Why Djimon Hounsou ‘feels cheated’ by Hollywood and is yet to be paid ‘fairly’ for a film

Francis Akhalbey March 22, 2023
Djimon Hounsou said he's yet to be "fairly" paid for a film -- Photo Credit: Gage Skidmore

There is no doubt Djimon Hounsou is a seasoned actor in Hollywood, having starred in several notable movies including Amistad, In America, Gladiator, and Blood Diamond. But the Beninese actor and model’s rise to superstardom did not come easy. Nevertheless, the 58-year-old defied the struggles he encountered while growing up in his native country, Benin, and pursued his passion. 

Born to a modest family in the West African nation’s capital city of Cotonou, Hounsou followed the myriads of Africans leaving the continent for greener pastures in Europe and America. He traveled to Lyon, France, at the age of 13 to live with his brother and further his education. However, he dropped out of school and became homeless after falling out with his brother. 

He subsequently moved to Paris, sleeping on the streets and feeding on leftovers from garbage bins. Fortunately, his fortune turned after he was spotted by a fashion photographer, who introduced him to the iconic French designer, Thierry Mugler. Following a successful modeling career in France, Hounsou moved to the United States to pursue a career in acting.

Though the 58-year-old has since made a name for himself in Hollywood, he told The Guardian in a recent interview that he feels undervalued. He also suggested he would have won awards if the movies he featured in were released today. 

Hounsou’s breakout performance in Steven Spielberg’s 1997 Amistad movie was highly commended, but he did not receive any nominations from the Academy at the time. However, his co-star, Anthony Hopkins, earned a nomination for best-supporting actor. Responding to if being ignored was frustrating, the 58-year-old said, “Yeah. Maybe I was early. If my movies had come out today I definitely would have gotten an Oscar already.”

Hounsou eventually earned nominations during the course of his career, but he highlighted how he felt cheated after he received the best supporting actor nomination for Blood Diamond (2006). Though the film’s plot centered on Hounsou’s character, it was co-star Leonardo DiCaprio who was instead nominated for best actor. 

“I felt seriously cheated,” he said. “Today, we talk so much about the Oscars being so white, but I remember there was a time when I had no support at all: no support from my own people, no support from the media, from the industry itself. It felt like: ‘You should be happy that you’ve got nominated,’ and that’s that.”

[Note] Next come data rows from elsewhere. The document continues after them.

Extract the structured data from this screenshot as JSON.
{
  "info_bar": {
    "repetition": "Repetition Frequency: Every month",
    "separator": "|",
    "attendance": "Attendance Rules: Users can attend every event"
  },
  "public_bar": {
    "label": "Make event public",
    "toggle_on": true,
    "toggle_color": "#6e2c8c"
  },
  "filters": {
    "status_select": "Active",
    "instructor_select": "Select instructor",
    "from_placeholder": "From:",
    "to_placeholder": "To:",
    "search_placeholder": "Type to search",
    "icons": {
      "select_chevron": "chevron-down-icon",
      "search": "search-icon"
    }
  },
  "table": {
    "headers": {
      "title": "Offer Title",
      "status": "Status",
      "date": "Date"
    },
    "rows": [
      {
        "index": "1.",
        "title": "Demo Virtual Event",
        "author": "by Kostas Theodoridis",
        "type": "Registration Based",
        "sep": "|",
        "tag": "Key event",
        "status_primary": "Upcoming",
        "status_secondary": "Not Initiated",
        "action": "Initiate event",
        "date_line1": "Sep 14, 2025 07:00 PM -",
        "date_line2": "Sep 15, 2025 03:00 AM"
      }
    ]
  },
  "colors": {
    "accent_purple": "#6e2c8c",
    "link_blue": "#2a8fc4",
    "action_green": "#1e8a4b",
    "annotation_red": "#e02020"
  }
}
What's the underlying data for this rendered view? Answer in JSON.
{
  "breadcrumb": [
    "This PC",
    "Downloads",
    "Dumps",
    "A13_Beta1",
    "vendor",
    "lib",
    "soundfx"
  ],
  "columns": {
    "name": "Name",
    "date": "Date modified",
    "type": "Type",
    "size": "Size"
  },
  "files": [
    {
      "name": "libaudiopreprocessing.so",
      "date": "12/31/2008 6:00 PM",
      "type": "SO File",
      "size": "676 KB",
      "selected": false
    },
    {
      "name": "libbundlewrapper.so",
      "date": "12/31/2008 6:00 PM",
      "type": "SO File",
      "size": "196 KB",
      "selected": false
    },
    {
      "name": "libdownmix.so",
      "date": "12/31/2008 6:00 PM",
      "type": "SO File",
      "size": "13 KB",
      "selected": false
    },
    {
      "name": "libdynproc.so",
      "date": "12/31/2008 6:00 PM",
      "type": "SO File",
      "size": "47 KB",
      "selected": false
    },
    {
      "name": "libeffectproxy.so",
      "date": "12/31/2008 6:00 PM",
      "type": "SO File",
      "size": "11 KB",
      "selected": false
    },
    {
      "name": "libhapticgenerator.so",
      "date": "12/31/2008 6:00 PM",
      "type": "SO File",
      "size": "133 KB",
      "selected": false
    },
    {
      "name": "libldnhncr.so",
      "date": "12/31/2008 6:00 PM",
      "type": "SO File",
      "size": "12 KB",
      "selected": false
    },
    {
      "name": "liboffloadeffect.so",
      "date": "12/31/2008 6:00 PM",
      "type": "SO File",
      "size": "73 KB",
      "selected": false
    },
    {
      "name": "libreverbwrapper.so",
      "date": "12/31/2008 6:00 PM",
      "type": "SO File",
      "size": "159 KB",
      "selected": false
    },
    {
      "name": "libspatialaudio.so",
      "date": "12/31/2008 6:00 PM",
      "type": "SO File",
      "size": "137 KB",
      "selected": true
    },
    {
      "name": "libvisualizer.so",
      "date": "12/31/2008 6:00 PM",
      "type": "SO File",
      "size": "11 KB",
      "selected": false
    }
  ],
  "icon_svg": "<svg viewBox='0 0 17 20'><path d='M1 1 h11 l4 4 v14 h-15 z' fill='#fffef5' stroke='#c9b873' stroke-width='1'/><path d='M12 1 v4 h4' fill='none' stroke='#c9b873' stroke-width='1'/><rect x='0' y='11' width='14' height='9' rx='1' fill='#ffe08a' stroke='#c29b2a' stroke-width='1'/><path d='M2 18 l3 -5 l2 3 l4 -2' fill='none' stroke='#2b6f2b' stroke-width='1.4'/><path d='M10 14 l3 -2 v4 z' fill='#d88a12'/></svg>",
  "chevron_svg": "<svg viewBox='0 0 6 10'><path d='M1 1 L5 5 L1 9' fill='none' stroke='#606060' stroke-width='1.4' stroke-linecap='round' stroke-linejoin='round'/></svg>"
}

Hounsou also told The Guardian that Black actors being offered minor roles in movies was a frustrating thing at the time. “I’m still struggling to try to make a dollar!” he said when he was asked if he feels that is still happening. 

“I’ve come up in the business with some people who are absolutely well off and have very little of my accolades. So I feel cheated, tremendously cheated, in terms of finances and in terms of the workload as well.”

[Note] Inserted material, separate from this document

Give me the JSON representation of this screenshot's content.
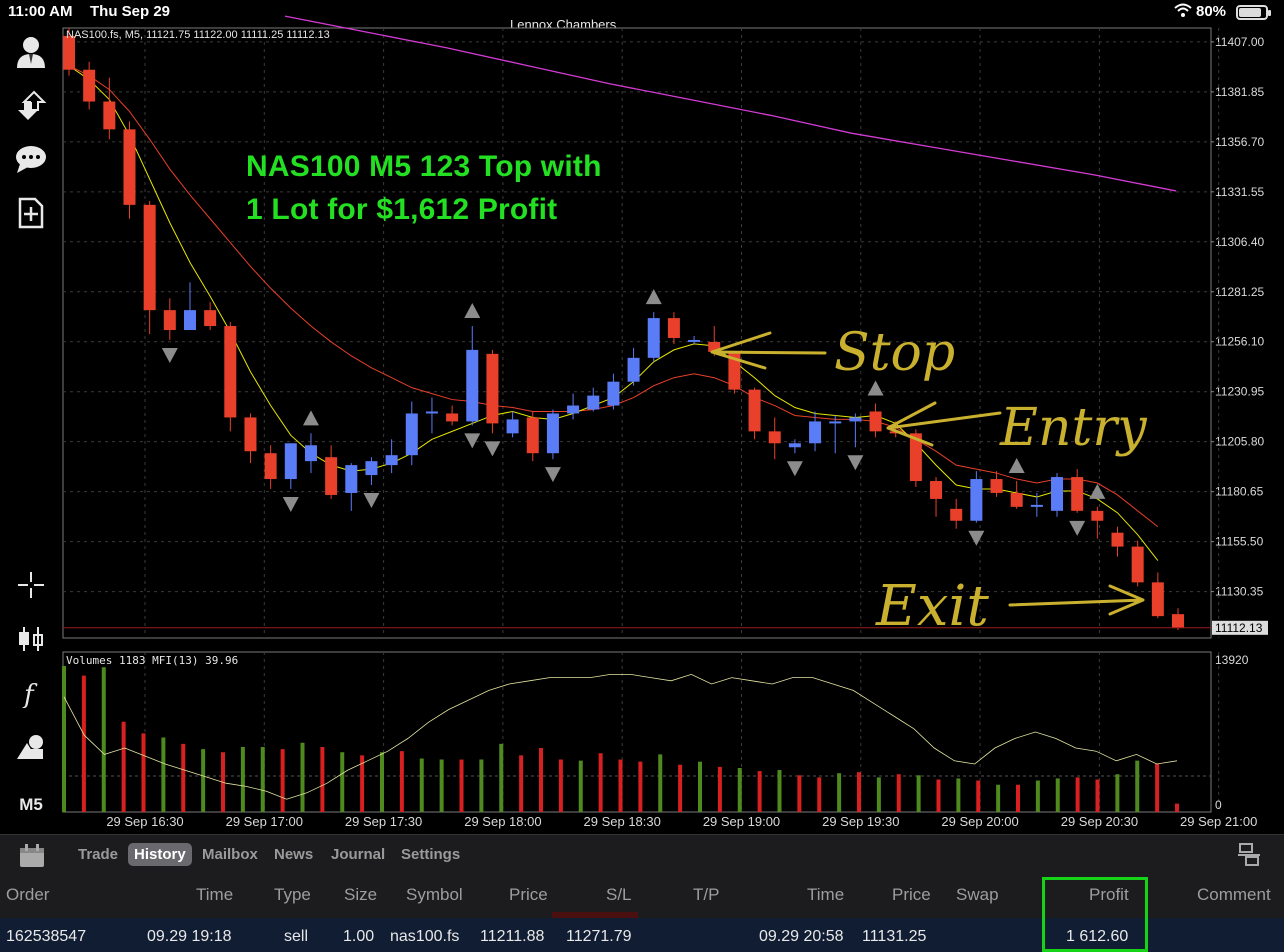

Hounsou also explained that he takes minor roles because he wants to show that he is a “man of today” and “to prove that I can speak the language. I may not speak perfectly like an American with an American accent, but I don’t need to be all-American.”

He also added, “I’ve gone to studios for meetings and they’re like: ‘Wow, we felt like you just got off the boat and then went back [after Amistad]. We didn’t know you were here as a true actor.’ When you hear things like that, you can see that some people’s vision of you, or what you represent, is very limiting. But it is what it is. It’s up to me to redeem that.”

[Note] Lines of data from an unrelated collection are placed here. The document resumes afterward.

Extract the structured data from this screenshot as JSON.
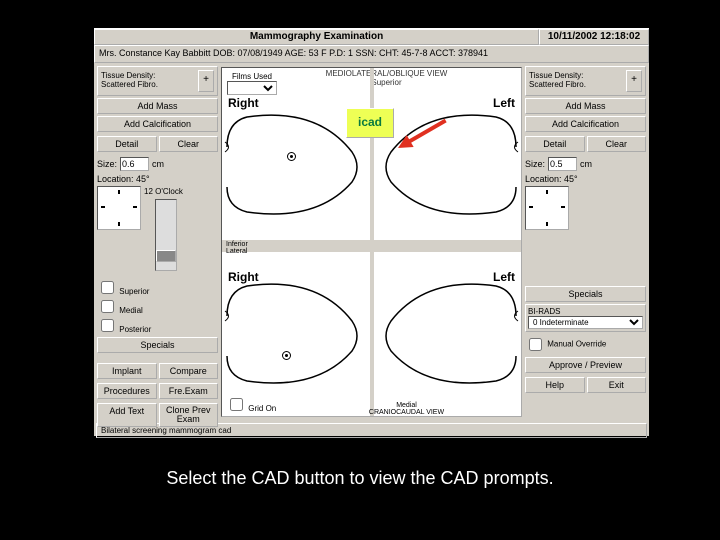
{
  "header": {
    "title": "Mammography Examination",
    "datetime": "10/11/2002 12:18:02"
  },
  "patient": {
    "summary": "Mrs. Constance Kay Babbitt   DOB: 07/08/1949   AGE: 53   F   P.D: 1   SSN:    CHT: 45-7-8   ACCT: 378941"
  },
  "left_panel": {
    "tissue_label": "Tissue Density:\nScattered Fibro.",
    "add_mass": "Add Mass",
    "add_calc": "Add Calcification",
    "detail": "Detail",
    "clear": "Clear",
    "size_label": "Size:",
    "size_value": "0.6",
    "size_unit": "cm",
    "loc_label": "Location: 45°",
    "twelve": "12 O'Clock",
    "superior": "Superior",
    "medial": "Medial",
    "posterior": "Posterior",
    "specials": "Specials",
    "implant": "Implant",
    "compare": "Compare",
    "procedures": "Procedures",
    "freexam": "Fre.Exam",
    "addtext": "Add Text",
    "cloneprev": "Clone Prev\nExam"
  },
  "right_panel": {
    "tissue_label": "Tissue Density:\nScattered Fibro.",
    "add_mass": "Add Mass",
    "add_calc": "Add Calcification",
    "detail": "Detail",
    "clear": "Clear",
    "size_label": "Size:",
    "size_value": "0.5",
    "size_unit": "cm",
    "loc_label": "Location: 45°",
    "specials": "Specials",
    "birads_label": "BI-RADS",
    "birads_value": "0 Indeterminate",
    "manual_override": "Manual Override",
    "approve": "Approve / Preview",
    "help": "Help",
    "exit": "Exit"
  },
  "center": {
    "films_used": "Films Used",
    "mlo_view": "MEDIOLATERAL/OBLIQUE VIEW",
    "superior": "Superior",
    "inferior": "Inferior",
    "lateral": "Lateral",
    "medial": "Medial",
    "cc_view": "CRANIOCAUDAL VIEW",
    "right": "Right",
    "left": "Left",
    "icad": "icad",
    "grid_on": "Grid On"
  },
  "footer": {
    "text": "Bilateral screening mammogram cad"
  },
  "caption": "Select the CAD button to view the CAD prompts."
}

“I still have to prove why I need to get paid,” he said. “They always come at me with a complete low ball: ‘We only have this much for the role, but we love you so much and we really think you can bring so much.’”

“Viola Davis said it beautifully: she’s won an Oscar, she’s won an Emmy, she’s won a Tony and she still can’t get paid. Film after film, it’s a struggle. I have yet to meet the film that paid me fairly.”

But the actor said Hollywood has now started treating him fairly. “From time to time, they themselves make the point of saying: ‘We should give him more, he’s a little underappreciated.’ I think they recognize that themselves,” he said, before adding: “Hey, it’s the struggle I have to overcome!”